A Donato piaceva farci tremare le vene e i polsi, farci rimuginare su chi di noi ne aveva combinata una nuova, prima di dirci chi sarebbe andato alla gogna. Tra me e mio fratello Donato c'erano ben sedici anni di differenza; aveva trentadue anni e, essendo il maggiore, era il più severo. Per quanto mi ricordi, non me ne ha mai fatta passare una nella vita, non abbassava mai la guardia. Era sempre molto serio, sorrideva poco ed era quasi sempre preoccupato per qualcosa.

«Non lo so. Ditemelo voi.» ci disse Donato, squadrandoci ad uno ad uno. Ecco, era giunto il momento: voleva la confessione. Voleva che uno di noi tre confessasse. Ci dava la possibilità di dirgli la verità e la sua punizione, forse, sarebbe stata più clemente.

Io, Daniele e Francesco ci lanciavamo occhiate in silenzio, scrutandoci l'uno con l'altro. Potevo essere stata io la causa per cui la scuola aveva chiamato Donato? O forse era stato Daniele? O Francesco? Per quanto mi riguardava avevo la coscienza sporca, eccome, ma i miei fratelli, l'avevano pulita? La scuola aveva dei validi motivi per chiamare Donato e raccontargli del mio comportamento, ma se la scuola non aveva chiamato per me? Avrei confessato inutilmente.

Il silenzio si stagliava imbarazzante sulle nostre povere teste, anche i non accusati mangiavano in silenzio, in attesa del responso. Un altro sguardo ai miei fratelli e decisi di aprire bocca.

«Io...» iniziai, ma mi resi conto che anche Daniele e Francesco avevano parlato, in contemporanea con me.

Ci bloccammo tutti e tre perplessi; avevamo tutti e tre qualcosa da confessare. Deglutii, avrei potuto stare zitta.

«Bene, bene, bene.» disse Donato per poi appoggiarsi allo schienale della sedia e incrociare le braccia sul petto. «Pare che tutti e tre avete qualcosa da dirmi.» Sembrava quasi che la situazione lo divertisse. La scuola lo aveva chiamato solo per uno di noi, ma in quel momento toccava a tutti e tre confessare. «Chi vuole iniziare?» disse, vedendo che nessuno dei tre parlava. Non potevo saperlo con certezza, ma ero quasi sicura che anche i miei fratelli si fossero pentiti di aver aperto bocca. Avremmo dovuto aspettare che Donato ci dicesse la verità. «Francesco?» chiese a mio fratello. Sapevo bene che, da gentiluomo qual era Donato, sarebbe andato in ordine d'età. Sperai che i miei fratelli le avessero combinate più grosse della mia.

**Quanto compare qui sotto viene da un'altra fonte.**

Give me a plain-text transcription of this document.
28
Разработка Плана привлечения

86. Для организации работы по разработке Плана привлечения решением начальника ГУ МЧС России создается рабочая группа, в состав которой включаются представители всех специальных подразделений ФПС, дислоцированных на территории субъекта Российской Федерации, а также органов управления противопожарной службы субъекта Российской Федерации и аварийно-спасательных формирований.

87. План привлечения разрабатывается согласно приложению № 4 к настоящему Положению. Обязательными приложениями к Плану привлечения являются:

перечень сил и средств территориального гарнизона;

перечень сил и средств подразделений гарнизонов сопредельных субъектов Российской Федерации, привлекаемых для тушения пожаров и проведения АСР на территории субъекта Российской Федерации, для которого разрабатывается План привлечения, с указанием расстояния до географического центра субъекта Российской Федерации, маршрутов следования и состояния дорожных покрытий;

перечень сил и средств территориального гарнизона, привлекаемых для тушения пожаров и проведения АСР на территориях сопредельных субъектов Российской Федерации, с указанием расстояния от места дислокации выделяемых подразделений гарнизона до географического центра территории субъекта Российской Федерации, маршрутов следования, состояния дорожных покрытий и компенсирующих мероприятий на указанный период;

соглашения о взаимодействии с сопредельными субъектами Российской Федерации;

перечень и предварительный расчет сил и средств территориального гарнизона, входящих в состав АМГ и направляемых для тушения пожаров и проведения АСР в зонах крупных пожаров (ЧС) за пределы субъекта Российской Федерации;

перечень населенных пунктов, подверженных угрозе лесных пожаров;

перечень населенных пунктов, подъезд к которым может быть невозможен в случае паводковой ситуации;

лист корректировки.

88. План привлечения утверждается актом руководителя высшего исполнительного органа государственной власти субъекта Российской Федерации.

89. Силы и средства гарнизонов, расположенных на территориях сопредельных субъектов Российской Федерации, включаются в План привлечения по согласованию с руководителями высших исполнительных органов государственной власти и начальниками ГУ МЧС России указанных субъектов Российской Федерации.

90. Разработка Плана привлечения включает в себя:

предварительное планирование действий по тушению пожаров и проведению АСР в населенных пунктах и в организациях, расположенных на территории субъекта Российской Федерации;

Francesco si grattò la testa imbarazzato, tossì per schiarirsi la voce e cominciò a parlare: «L'altro ieri non sono entrato e ho falsificato la firma di Corrado per la giustifica.»

Corrado alzò la testa quando sentì pronunciare il suo nome. Aprì la bocca, ma poi la richiuse, serrando la mascella in uno sguardo truce. Probabilmente, avrebbe voluto cantargliele, ma avrebbe aspettato il responso che Donato aveva in serbo per noi.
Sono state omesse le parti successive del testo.